Ellen Koch is a PhD student in Dr. Lynn Raymond’s lab, who just recently successfully defended her thesis. We caught up with Ellen to learn more about her latest research and her hobbies outside of the lab.


Why did you decide to pursue a PhD in neuroscience?

I have always been fascinated by the brain, and how it is able to control so many diverse and complex behaviours in humans and animals. Our brains are what make us who we are, and allow us to interact with the world around us, and the impact of disorders of the nervous system can be devastating. Neuroscience is a relatively new science, and there is still so much that we need to learn about how the brain works in health and disease. Therefore, I wanted to be a part of building on our collective knowledge of the brain and nervous system, and to contribute to research that could lead to treatments for neurological disorders.


You are the first author of a new paper just published in the journal Movement Disorders. What is the main focus of the paper and what did you find?

The main focus of this research paper is understanding how brain activity is altered during behavioural tasks in Huntington disease model mice. In Huntington disease, individuals suffer from motor, cognitive and psychiatric impairments, and the genetic mouse models that we use also exhibit similar symptoms. However, very few researchers have measured brain activity at the same time as behaviour in these mice. Therefore, this research provides one of the first glimpses at how changes in the brain directly relate to behavioural changes in Huntington disease mice. We measured brain activity of a region called the striatum, which is a part of the brain that coordinates movement and is highly degenerated in Huntington disease. We found changes to the activity of this brain region while mice performed a motor learning task called the accelerating rotarod, which shows that changes to brain activity could be contributing to the difficulties these mice have with the task.

Another interesting finding that comes from this work relates to our behavioural analysis.
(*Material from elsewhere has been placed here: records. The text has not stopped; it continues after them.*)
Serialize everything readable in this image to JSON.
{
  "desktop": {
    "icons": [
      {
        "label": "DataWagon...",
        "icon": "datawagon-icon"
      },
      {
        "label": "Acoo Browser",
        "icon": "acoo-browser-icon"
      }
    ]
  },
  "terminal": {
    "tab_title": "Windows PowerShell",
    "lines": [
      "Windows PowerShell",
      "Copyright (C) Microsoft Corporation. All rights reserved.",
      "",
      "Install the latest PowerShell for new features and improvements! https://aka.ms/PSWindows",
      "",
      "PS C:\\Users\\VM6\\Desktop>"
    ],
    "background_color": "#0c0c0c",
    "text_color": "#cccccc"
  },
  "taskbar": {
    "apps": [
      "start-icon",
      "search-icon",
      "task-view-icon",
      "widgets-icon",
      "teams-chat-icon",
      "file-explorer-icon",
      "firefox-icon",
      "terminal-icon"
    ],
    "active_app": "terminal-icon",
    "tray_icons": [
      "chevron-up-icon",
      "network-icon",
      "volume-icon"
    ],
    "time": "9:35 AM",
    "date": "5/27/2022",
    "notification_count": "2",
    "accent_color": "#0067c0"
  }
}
Using machine learning software, we were able to complete detailed measurements of the mouse’s paw position during the rotarod task, revealing subtle deficits in the ways the Huntington disease mice move their paws. This analysis revealed new deficits previously unknown to the field in Huntington disease mice, beginning at very early disease stages when pharmaceutical intervention would be ideal.


What is the significance of this research? Why is preclinical research important?

This research marks the first article to record activity in the striatum during the accelerating rotarod task in Huntington disease mice. The rotarod task is commonly used in Huntington disease research to characterize behavioural deficits and to test therapeutic interventions on behaviour. By measuring brain activity at the same time, we now have shown ways in which activity of the striatum is altered during this task in Huntington disease mice, confirming that the function of the striatum is impaired. By also analyzing paw kinematics, we have revealed more detailed ways in which motor coordination and learning are impaired in these mice.

Preclinical research is a powerful tool to study the neurological mechanisms behind diseases, and to test the safety and efficacy of potential therapeutic interventions before we can use them in humans. We think that our results provide a platform to test the efficacy of therapeutic interventions to treat Huntington disease on both behaviour and the underlying brain activity.


What is an important lesson you learned during your PhD?

I think that one important lesson that my PhD has taught me is that nothing can ever be “perfect” and trying to plan out the perfect PhD degree is probably not a valuable use of your time. Mistakes will be made, things won’t go as planned in your experiments, or your results might be completely different than you expected. A large part of your PhD experience is learning to face the unexpected twists and turns and be able to form new questions and new ideas as you move forward. Sometimes it can feel discouraging, but it is part of the process and doesn’t make you any worse of a researcher – if anything, the unexpected results and failures are what train you to be an even better scientist.


What are your plans after completing your degree?

After completing my degree, I plan to continue research in the field of motor learning in health and disease. I’m currently on the market for post-doctoral opportunities to study motor learning in humans and animal models and how this is affected by various disorders.


What are some things you enjoy doing outside of the lab?

I am a huge pet lover and have a dog and two cats, so outside of the lab you will find me hanging out at home with my cats, or taking my dog out for a hike on a trail or the dog park. I also have been teaching yoga for almost 10 years, and regularly teach at UBC as part of the UBC Yoga Club!